I was disappointed. It's not that "Knife" was bad, but it was definitely a step down from "Compass." There were lots of cool ideas in it, but the whole thing seemed less coherent. "Compass" was tightly focussed and suspenseful, while "Knife" kind of meandered. I wasn't sure why people were doing a lot of things or where the story was supposed to be going. Then half of the characters suddenly die three-fourths of the way through, and some of the other characters get special powers for reasons that aren't really explained.
So when "The Amber Spyglass" came around, I didn't buy it, but I was still curious to see how the story would resolve. This time I was
very disappointed. Coherency? Pshaw! The whole story is a bunch of random events that are barely explained and not logically connected. The previously established rules of inter-dimensional travel are tossed out the window. Villains are suddenly heros and new villains spontaneously appear from nowhere. People are endowed with cosmic powers for no apparent reason. The end comes as a dues ex machina. Loose ends dangle left and right.
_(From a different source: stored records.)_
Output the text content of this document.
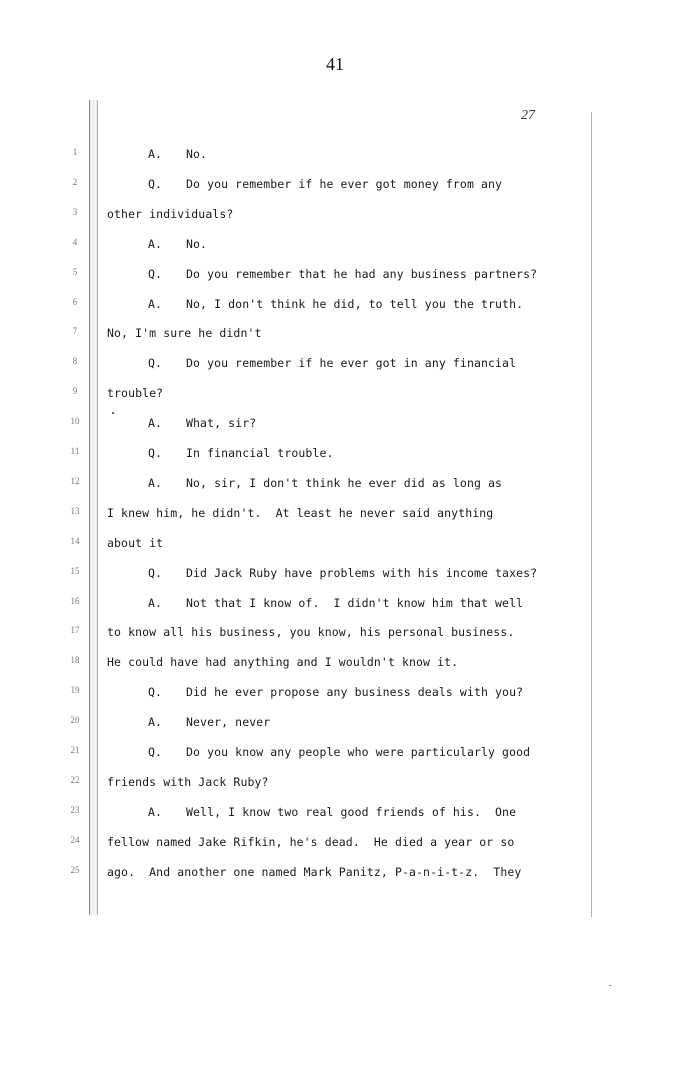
41
27
1
2
3
4
5
6
7
8
9
10
11
12
13
14
15
16
17
18
19
20
21
22
23
24
25
A. No.
Q. Do you remember if he ever got money from any
other individuals?
A. No.
Q. Do you remember that he had any business partners?
A. No, I don't think he did, to tell you the truth.
No, I'm sure he didn't
Q. Do you remember if he ever got in any financial
trouble?
A. What, sir?
Q. In financial trouble.
A. No, sir, I don't think he ever did as long as
I knew him, he didn't.  At least he never said anything
about it
Q. Did Jack Ruby have problems with his income taxes?
A. Not that I know of.  I didn't know him that well
to know all his business, you know, his personal business.
He could have had anything and I wouldn't know it.
Q. Did he ever propose any business deals with you?
A. Never, never
Q. Do you know any people who were particularly good
friends with Jack Ruby?
A. Well, I know two real good friends of his.  One
fellow named Jake Rifkin, he's dead.  He died a year or so
ago.  And another one named Mark Panitz, P-a-n-i-t-z.  They
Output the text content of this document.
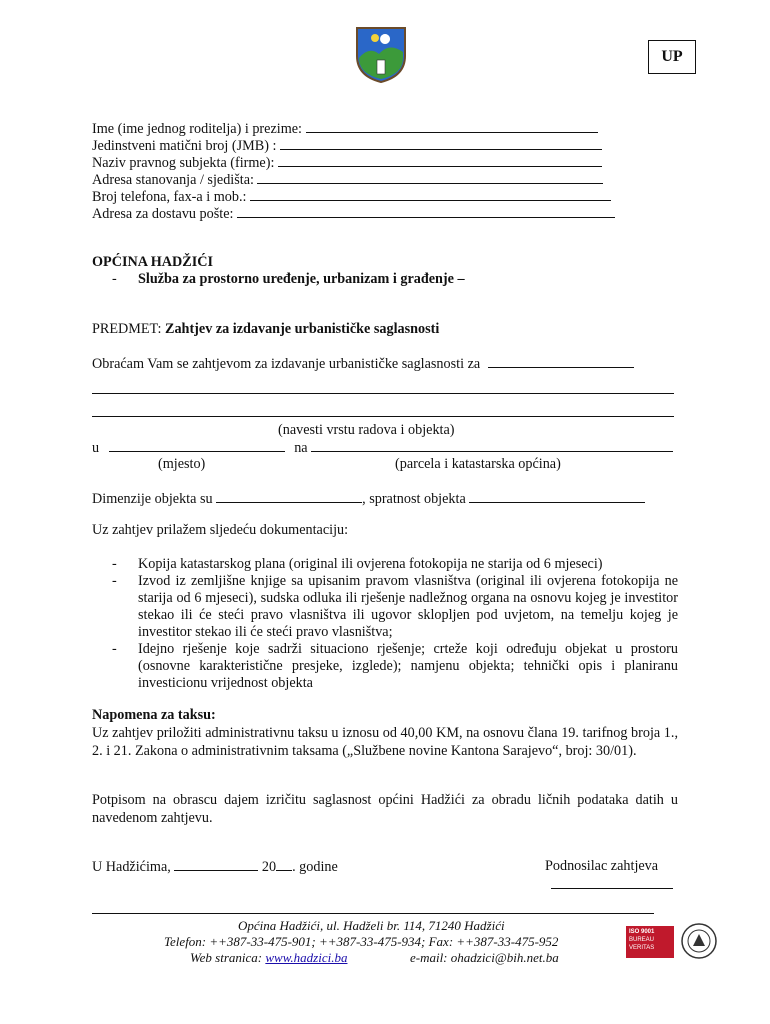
UP
Ime (ime jednog roditelja) i prezime:
Jedinstveni matični broj (JMB) :
Naziv pravnog subjekta (firme):
Adresa stanovanja / sjedišta:
Broj telefona, fax-a i mob.:
Adresa za dostavu pošte:
OPĆINA HADŽIĆI
- Služba za prostorno uređenje, urbanizam i građenje –
PREDMET: Zahtjev za izdavanje urbanističke saglasnosti
Obraćam Vam se zahtjevom za izdavanje urbanističke saglasnosti za
(navesti vrstu radova i objekta)
u	na
(mjesto)	(parcela i katastarska općina)
Dimenzije objekta su	, spratnost objekta
Uz zahtjev prilažem sljedeću dokumentaciju:
- Kopija katastarskog plana (original ili ovjerena fotokopija ne starija od 6 mjeseci)
- Izvod iz zemljišne knjige sa upisanim pravom vlasništva (original ili ovjerena fotokopija ne starija od 6 mjeseci), sudska odluka ili rješenje nadležnog organa na osnovu kojeg je investitor stekao ili će steći pravo vlasništva ili ugovor sklopljen pod uvjetom, na temelju kojeg je investitor stekao ili će steći pravo vlasništva;
- Idejno rješenje koje sadrži situaciono rješenje; crteže koji određuju objekat u prostoru (osnovne karakteristične presjeke, izglede); namjenu objekta; tehnički opis i planiranu investicionu vrijednost objekta
Napomena za taksu:
Uz zahtjev priložiti administrativnu taksu u iznosu od 40,00 KM, na osnovu člana 19. tarifnog broja 1., 2. i 21. Zakona o administrativnim taksama („Službene novine Kantona Sarajevo“, broj: 30/01).
Potpisom na obrascu dajem izričitu saglasnost općini Hadžići za obradu ličnih podataka datih u navedenom zahtjevu.
U Hadžićima,	20 . godine	Podnosilac zahtjeva
Općina Hadžići, ul. Hadželi br. 114, 71240 Hadžići
Telefon: ++387-33-475-901; ++387-33-475-934; Fax: ++387-33-475-952
Web stranica: www.hadzici.ba	e-mail: ohadzici@bih.net.ba
ISO 9001
BUREAU VERITAS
In sum, the trilogy was possibly the biggest literary letdown I've ever experienced.
As far as I can understand, the only reason these books are popular is because they were reviewed well and pushed in the literary media: I don't think they would have remained popular by their own virtues. And the primary reason they were praised by reviewers is because they are explicitly anti-Christian and therefore cool and trendy. Never mind that the quality of literature declines precipitously as the series progresses, it's got the correct values, and that makes it good.
If I were you, Amory, I'd quit while I was ahead. Stop with Compass, because Compass is really good. Reading the rest of the series will just spoil it.
Incidentally, this dovetails with something I'd wanted to say about "Speaker for the Dead." I really liked Speaker. It sits proudly on my book shelf at home (next to The Golden Compass, as it happens). But, like Compass, it ends on a cliffhanger, and the books that follow do such a terrible job of resolving it that you wish the author had just left you with the cliffhanger and not tried to write an ending. "Ender" was great. "Speaker" was almost as good. But "Xenocide" and "Children of the Mind" both sucked real bad. Read "Speaker," but skip the sequels. You're better off making up your own ending than watching the author's initially strong ideas fizzle out and die.